Premier de crevasse

Pierre Terzian donne à voir un monde âpre pour qui n’est pas bien né.

Elodie Corvée  • 16 février 2012 abonné·es

«Une trace que la montagne efface. Tu disparais. Sous la neige. Dans la roche, et, couvert de silence, tu deviens secret. Au fond d’une crevasse, la plus belle manière de crever. » Les premières lignes du récit de Pierre Terzian, Crevasse, auraient pu être les dernières. D’emblée, l’auteur donne la mort à son personnage principal comme signifiant qu’aucun espoir n’est possible. Car la suite n’épargne pas ce « tu », qui n’a eu de cesse de toucher le bonheur des doigts sans jamais réussir ne serait-ce qu’à l’effleurer.

Sans nom, il déroule à la ­deuxième personne du singulier le fil d’une vie qu’il n’a jamais su contrôler, dans un récit dépourvu de ­dialogues, à la fois vif et profond, âpre et sensible. Un récit qui donne à voir un monde sans pitié pour qui n’est pas bien né. Élevé à l’ombre des immeubles d’une cité pauvre de banlieue parisienne, le personnage de Pierre Terzian a appris à vivre sans amour, ballotté entre un père violent, une mère soumise et les petits caïds ingrats de son quartier. Une quarantaine d’années plus tard, il arpente les couloirs d’un lycée, à surveiller ces mêmes bandes de gamins qui, dans une autre vie, s’étaient mis en tête de lui faire la peau.

Face à ce triste portrait, l’écriture de Terzian se fait lumineuse, sans fioritures ni misérabilisme. Les mots sont précis, parfois crus, pour coller à la dureté du quotidien du personnage. Les formules subtiles, ingénieuses, perspicaces. Metteur en scène, Pierre Terzian a su, pour son premier roman, transposer la vivacité des ­dialogues d’une pièce de théâtre à l’intérieur d’un récit qui n’en comporte pas.

Après ce va-et-vient entre les premières et les dernières années de la vie de « tu », Terzian nous invite à découvrir l’entre-deux de ce personnage qui se révèle bien plus dense et complexe qu’il n’y paraît. « Tu » rêvait d’une vie meilleure. Une vie sous les projecteurs. « À un moment t’as cru à tout. T’étais gourmand. Un papillon. Le grand acteur, la perle, l’horizon brûlant. »

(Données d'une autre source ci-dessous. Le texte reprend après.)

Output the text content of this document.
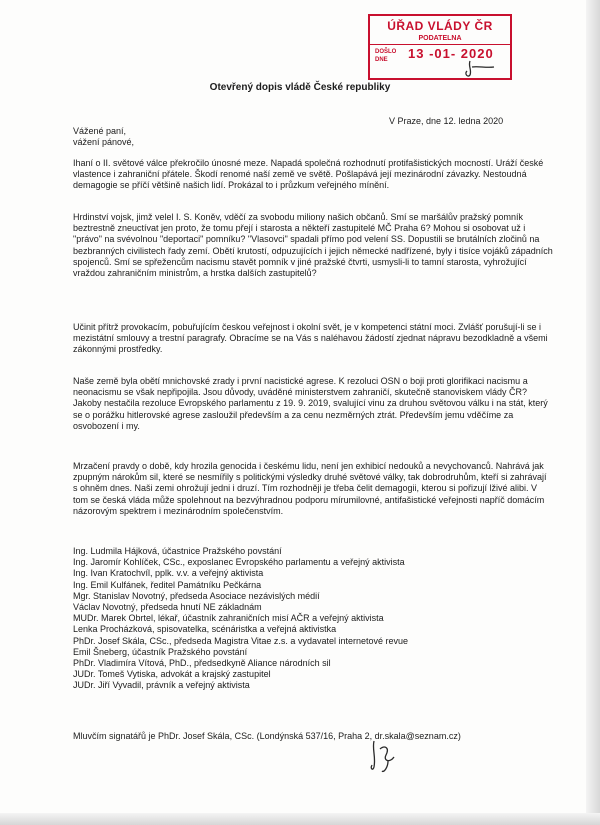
ÚŘAD VLÁDY ČR
PODATELNA
DOŠLO DNE	13 -01- 2020
Otevřený dopis vládě České republiky
V Praze, dne 12. ledna 2020

Vážené paní,

vážení pánové,

Ihaní o II. světové válce překročilo únosné meze. Napadá společná rozhodnutí protifašistických mocností. Uráží české vlastence i zahraniční přátele. Škodí renomé naší země ve světě. Pošlapává její mezinárodní závazky. Nestoudná demagogie se příčí většině našich lidí. Prokázal to i průzkum veřejného mínění.

Hrdinství vojsk, jimž velel I. S. Koněv, vděčí za svobodu miliony našich občanů. Smí se maršálův pražský pomník beztrestně zneuctívat jen proto, že tomu přejí i starosta a někteří zastupitelé MČ Praha 6? Mohou si osobovat už i "právo" na svévolnou "deportaci" pomníku? "Vlasovci" spadali přímo pod velení SS. Dopustili se brutálních zločinů na bezbranných civilistech řady zemí. Obětí krutostí, odpuzujících i jejich německé nadřízené, byly i tisíce vojáků západních spojenců. Smí se spřežencům nacismu stavět pomník v jiné pražské čtvrti, usmysli-li to tamní starosta, vyhrožující vraždou zahraničním ministrům, a hrstka dalších zastupitelů?

Učinit přítrž provokacím, pobuřujícím českou veřejnost i okolní svět, je v kompetenci státní moci. Zvlášť porušují-li se i mezistátní smlouvy a trestní paragrafy. Obracíme se na Vás s naléhavou žádostí zjednat nápravu bezodkladně a všemi zákonnými prostředky.

Naše země byla obětí mnichovské zrady i první nacistické agrese. K rezoluci OSN o boji proti glorifikaci nacismu a neonacismu se však nepřipojila. Jsou důvody, uváděné ministerstvem zahraničí, skutečně stanoviskem vlády ČR? Jakoby nestačila rezoluce Evropského parlamentu z 19. 9. 2019, svalující vinu za druhou světovou válku i na stát, který se o porážku hitlerovské agrese zasloužil především a za cenu nezměrných ztrát. Především jemu vděčíme za osvobození i my.

Mrzačení pravdy o době, kdy hrozila genocida i českému lidu, není jen exhibicí nedouků a nevychovanců. Nahrává jak zpupným nárokům sil, které se nesmířily s politickými výsledky druhé světové války, tak dobrodruhům, kteří si zahrávají s ohněm dnes. Naši zemi ohrožují jedni i druzí. Tím rozhodněji je třeba čelit demagogii, kterou si pořizují lživé alibi. V tom se česká vláda může spolehnout na bezvýhradnou podporu mírumilovné, antifašistické veřejnosti napříč domácím názorovým spektrem i mezinárodním společenstvím.

Ing. Ludmila Hájková, účastnice Pražského povstání
Ing. Jaromír Kohlíček, CSc., exposlanec Evropského parlamentu a veřejný aktivista
Ing. Ivan Kratochvíl, pplk. v.v. a veřejný aktivista
Ing. Emil Kulfánek, ředitel Památníku Pečkárna
Mgr. Stanislav Novotný, předseda Asociace nezávislých médií
Václav Novotný, předseda hnutí NE základnám
MUDr. Marek Obrtel, lékař, účastník zahraničních misí AČR a veřejný aktivista
Lenka Procházková, spisovatelka, scénáristka a veřejná aktivistka
PhDr. Josef Skála, CSc., předseda Magistra Vitae z.s. a vydavatel internetové revue
Emil Šneberg, účastník Pražského povstání
PhDr. Vladimíra Vítová, PhD., předsedkyně Aliance národních sil
JUDr. Tomeš Vytiska, advokát a krajský zastupitel
JUDr. Jiří Vyvadil, právník a veřejný aktivista
Mluvčím signatářů je PhDr. Josef Skála, CSc. (Londýnská 537/16, Praha 2, dr.skala@seznam.cz)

Au lieu de cela, une plongée en enfer. Papillon de nuit au cœur d’un Pigalle impitoyable. « Tu » touche le fond, mais rebondit. Au gré de rencontres et de hasards. Mais « tu » continue de découvrir la vie, à la dure. L’amour aussi. Un amour qui changera « tu » en « je », le temps d’une déclaration.
À chaque coup encaissé, le personnage de Pierre Terzian se fait plus fort. S’il reste marginal, petit à petit, au fil des pages, il parvient à habiter vraiment sa vie. Ne trouvant d’épanouissement qu’en se frottant aux flancs des montagnes, c’est en haut des cimes qu’il décide de vivre ses derniers moments. Libre et libéré.